SANTI, Leone
SANTI, Leone. – Nacque a Siena nel 1584 dal cavalier Gismondo e da Laura Zati, ricca fiorentina che gli aveva portato in dote 7318 fiorini e mezzo.
La famiglia Santi, originaria di Carpi, fu ammessa alla nobiltà di Siena il 12 giugno 1579 con il padre di Gismondo, il capitano Leone; apparteneva al Monte del Riformatore, e Gismondo, capitano di milizia, ebbe accesso a cariche pubbliche e fu molto attivo nella vita cittadina: il 23 gennaio 1593 gli furono dedicate le Stanze cantate da un fanciullo in forma di Nemesi dea del giusto [...] nella giostra fatta in Siena dal molto illustre signor capitano Gismondo Santi, mentre l’11 luglio 1605 propose al Comune, insieme all’altro deputato della festa per il Palio d’agosto Fortunio Martini, l’innovazione di far correre il palio ‘alla Tonda’, cioè entro la piazza del Campo. Morì nel 1618/1619.
Apprezzato poeta, fu accademico Filomato nominato lo Spaparato; oltre che nell’edizione delle sue Rime (Siena 1604), suoi versi sono compresi nella raccolta, da lui stesso curata, di Sonetti di diversi accademici sanesi (Siena 1608) e nella silloge poetica di vari autori promossa da Simone Parlasca, Il fiore della granadiglia, overo Della passione di Nostro Signore Giesù Christo..., Bologna 1609. Nelle Lettere miscellanee (Venezia 1606), il protonotario apostolico Bonifatio Vannozzi scrisse a Celso Cittadini a Siena: «Ho divorato, non letto le spiritosissime Poesie del signor Gismondo Santi [...] Onde io ringrazio V.S. del dono veramente Apollineo, & rallegromi con l’Autore, di questo parto, che lo farà vivere molti secoli» (p. 606).
Il figlio Leone, convittore del seminario romano nel 1598, entrò nell’ordine dei gesuiti a 17 anni (17 dicembre 1601), prendendo i quattro voti il 21 novembre 1619. Studiò retorica (due anni), filosofia (tre), teologia (quattro); nei cinquant’anni in cui insegnò nel Collegio romano fu professore di logica, fisica, metafisica, matematica, teologia, filosofia e infine divenne prefetto degli studi (1644-52).
Stimatissimo professore di teologia del Collegio romano, poeta in latino e in italiano, autore di testi per feste e per cantate latine, di orazioni, di opere didattiche e d’importanti lavori teatrali, fu per le vicende poetico-musicali d’ambito gesuitico una personalità di spicco.

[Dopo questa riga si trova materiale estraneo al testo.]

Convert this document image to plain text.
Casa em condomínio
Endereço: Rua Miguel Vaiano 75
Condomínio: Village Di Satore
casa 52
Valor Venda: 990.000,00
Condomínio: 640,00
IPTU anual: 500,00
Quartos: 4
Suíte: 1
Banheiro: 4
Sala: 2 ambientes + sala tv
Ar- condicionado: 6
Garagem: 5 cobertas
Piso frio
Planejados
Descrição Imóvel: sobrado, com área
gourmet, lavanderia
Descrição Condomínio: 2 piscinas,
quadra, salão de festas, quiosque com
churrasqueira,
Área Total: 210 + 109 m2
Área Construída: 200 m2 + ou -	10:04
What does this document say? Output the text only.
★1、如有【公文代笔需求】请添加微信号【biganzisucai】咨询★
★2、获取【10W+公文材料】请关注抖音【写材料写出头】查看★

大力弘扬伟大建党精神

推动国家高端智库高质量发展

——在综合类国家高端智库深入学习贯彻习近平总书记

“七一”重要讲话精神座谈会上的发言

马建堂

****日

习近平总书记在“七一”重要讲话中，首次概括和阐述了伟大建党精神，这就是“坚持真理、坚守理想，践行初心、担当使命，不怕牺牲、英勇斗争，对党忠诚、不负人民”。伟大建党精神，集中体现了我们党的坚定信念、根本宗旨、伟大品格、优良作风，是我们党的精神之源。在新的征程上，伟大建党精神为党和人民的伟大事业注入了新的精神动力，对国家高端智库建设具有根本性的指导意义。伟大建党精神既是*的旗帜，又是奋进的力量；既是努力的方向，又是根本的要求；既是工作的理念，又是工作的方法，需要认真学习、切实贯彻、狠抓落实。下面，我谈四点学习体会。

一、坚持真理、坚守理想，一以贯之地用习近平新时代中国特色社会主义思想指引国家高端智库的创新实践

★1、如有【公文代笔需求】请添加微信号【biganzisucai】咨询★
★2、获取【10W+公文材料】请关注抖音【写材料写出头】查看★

Una vera sperimentazione ritmica in rapporto con il testo poetico latino fu un’ode latina per laurea, Burghesia, sive Chorea Musarum inter nubes Apolline ductore saltantium, eseguita nel 1612 al Collegio romano per la laurea di Giovanni Paolo Castellini di Faenza che lo dedicò al cardinal Scipione Borghese suo patrono.
«In Burghesia, come si deduce dal prosieguo del titolo, i versi latini presentano specifiche scelte metriche adatte alla danza, tanto che l’intero componimento è una sorta di suite in cinque movimenti: Calathiscus, Parthenia, Labirintus, Epodos, Nicatismus» (Franchi, 2007, pp. 293 s.). Il calathiscus (propriamente un cestino da lavoro, d’uso femminile) è designato come «saltatio hilaris et festiva», il labirintus come «ad pyrricham saltatio turbinata», il nicatismus come «ad paeana saltatio ludibunda» (p. 330). Questo lavoro del giovane Santi, che già nell’incipit ha una reminiscenza oraziana, fu una vera sperimentazione metrica; è un peccato non sapere quale compositore la tradusse in ritmi musicali.
Un’altra ode latina per musica, Gratiae viatrices, chori, fu eseguita al Collegio romano nel 1613 in occasione della laurea in filosofia di Fabrizio Fontana di Bologna, convittore del seminario romano alla presenza del cardinal Benedetto Giustiniani suo patrono; l’ode è suddivisa in quattro «modulationes». Nei componimenti per il seminario romano Santi collaborò con i maestri di cappella di quell’istituto: Virgilio Mazzocchi, Nicolò Borboni, Giovanni Battista Riva e Stefano Fabri. Circa i suoi interessi musicali giova sapere che ebbe in dono da Giovanni Battista Doni una copia delle Annotazioni sopra il Compendio de’ generi e de’ modi della musica (Roma 1640).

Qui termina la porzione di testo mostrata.